The public 2-year institutions current-fund expenditure model has a form similar to the public 4-year institutions current-fund expenditure model, except that the public 2-year institutions model does not contain any inflation variables. The model is:

DPUTCUR2t = b0 + b1DDSTREVt + b2DPUFTE2t

where:

DPUTCUR2t is the change from the year t-1 to year t in current-fund expenditures per student in FTE enrollment in public 2-year institutions in constant 1982–84 dollars; and

DPUFTE2t is the change from the year t-1 to year t in FTE enrollment in public 2-year institutions in thousands of students.

The results for this model are in table A19. Again, DDSTREV has the expected positive effect on expenditures, and the FTE enrollment variable has the expected negative impact.

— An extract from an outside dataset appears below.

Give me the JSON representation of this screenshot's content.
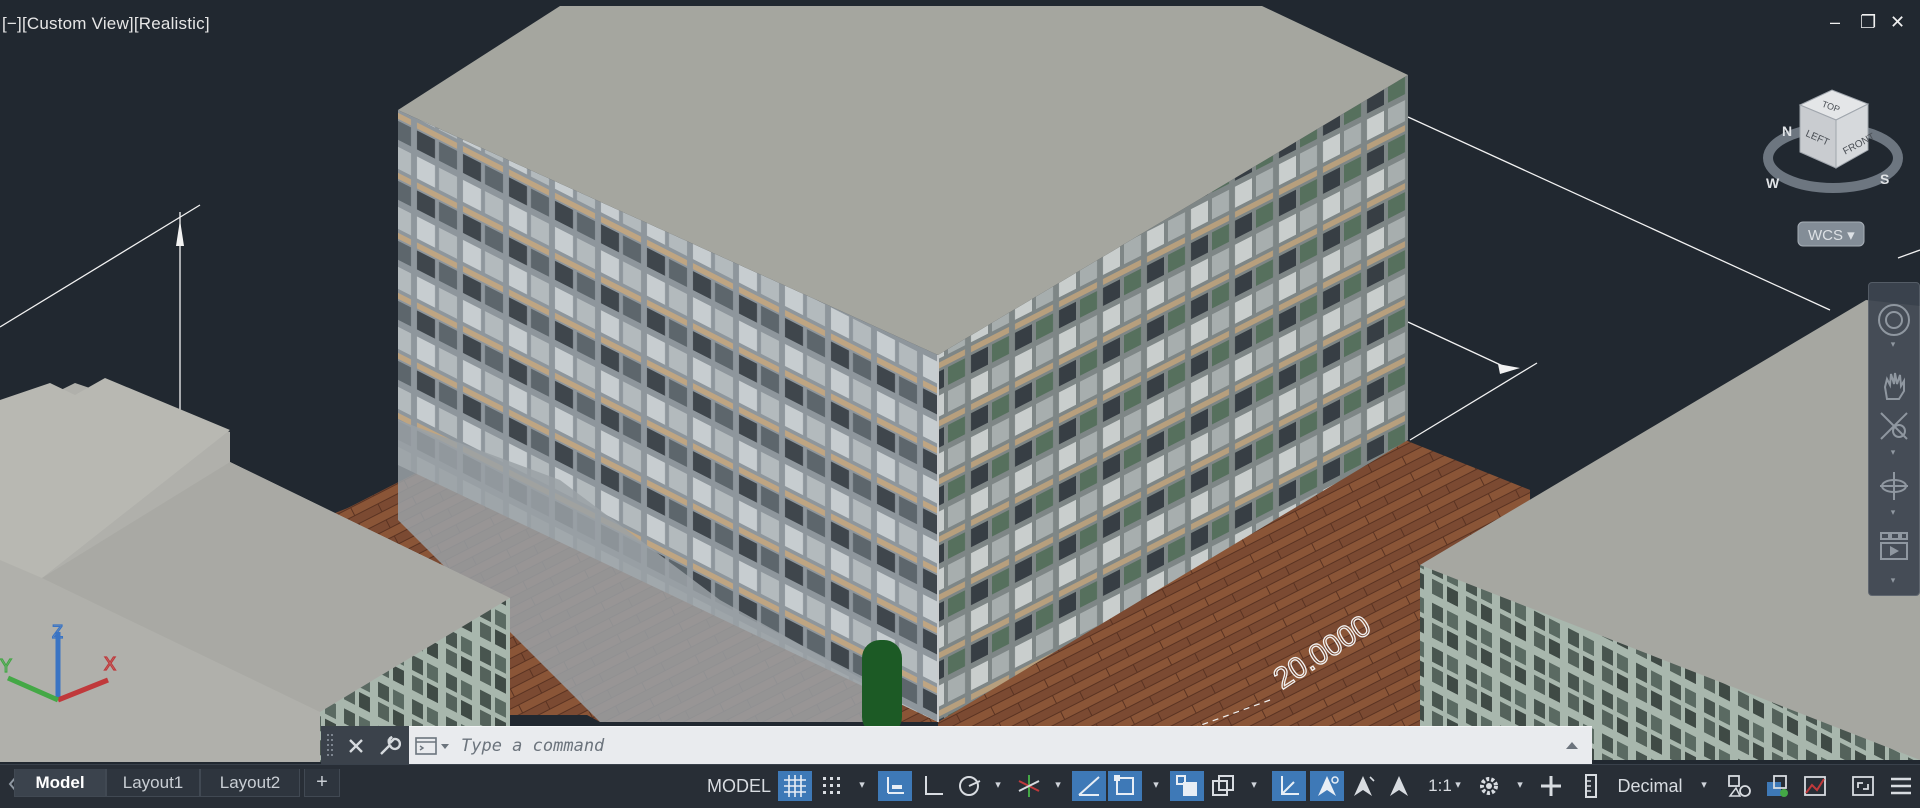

The public 2-year institutions educational and general expenditure model is virtually identical to its current-fund expenditure counterpart. It is:

DPUED2t = b0 + b1DDSTREVt +b2DPUFTE2t

where:

DPUED2t is the change from the year t-1 to year t in educational and general expenditures per student in FTE enrollment in public 2-year institutions in constant 1982–84 dollars.

The results of this model appear in table A19.

Projection Accuracy

The majority of editions of Projections of Education Statistics in the past two decades had projections of expenditures of postsecondary institutions data. The projections that appeared in recent editions of Projections of Education Statistics were developed using the same methodology as that presented here. Those that appeared in Projections of Education Statistics to 2000 were produced using substantially different models.

Several commonly used statistics can be used to evaluate projections. The values for one of these, the mean absolute percentage error (MAPE), are presented in table A2. MAPEs are presented for current-fund expenditures in public 4-year and public 2-year institutions. The MAPEs were calculated using projections from the last nine editions of the Projections of Education Statistics.

To calculate the MAPEs, the projections of each variable were first grouped by lead time; that is, all the projections of each variable that were a given number of years from the last year in the sample period were grouped together. Next, the percent differences between each projection and its actual value were calculated. Finally, for each variable, the mean of the absolute values of the percent differences were calculated, with a separate average for each lead time. These means are the MAPEs.

Sources of Data

The current-fund expenditure data and the educational and general expenditure data are from the Integrated Postsecondary Education Data System (IPEDS) ''Finance'' surveys of the National Center for Education Statistics (NCES). One manipulation of the educational and general expenditures was required. From 1968–69 to 1973–74, student-aid expenditures were a separate component of current-fund expenditures. From 1974–75 on, scholarships and fellowships have been components of educational and general expenditures. Hence, for the period 1968–69 to 1973–74, student aid was added to the published numbers for educational and general expenditures.

The full-time-equivalent (FTE) enrollment data are from the ''Fall Enrollment in Colleges and Universities'' surveys of NCES. The FTE enrollment figures for 1968–69, 1969–70, and 1970–71 were estimated using part-time and full-time enrollment data. FTE enrollment was derived by adding one-third of part-time enrollment to total full-time-enrollment.

Between the Projections of Education Statistics to 2013 and this year's edition to 2014, there were some redefinitions in Global Insight’s U.S. Macro Model. In the government sector, tax receipts no longer include social insurance contributions/taxes. Total taxes are the sum of personal and corporate income taxes, and taxes on production and imports. Thus, the old total tax receipt concepts are more comparable to current total receipts than to total tax receipts. Personal tax receipts have been reduced by the shift of some receipts from taxes to personal current transfers. Receipts formerly classified as negative expenditures have been reclassified as receipts. Thus, both receipts and expenditures are higher than before. Net government saving has not changed. These changes affected the levels of the state revenue variable used in both the 2-year and 4-year current expenditure models; however, both the historical and forecast data were revised such that the data used throughout the models are consistent over time. The newly defined variables have the same desired effect on expenditures as the earlier models.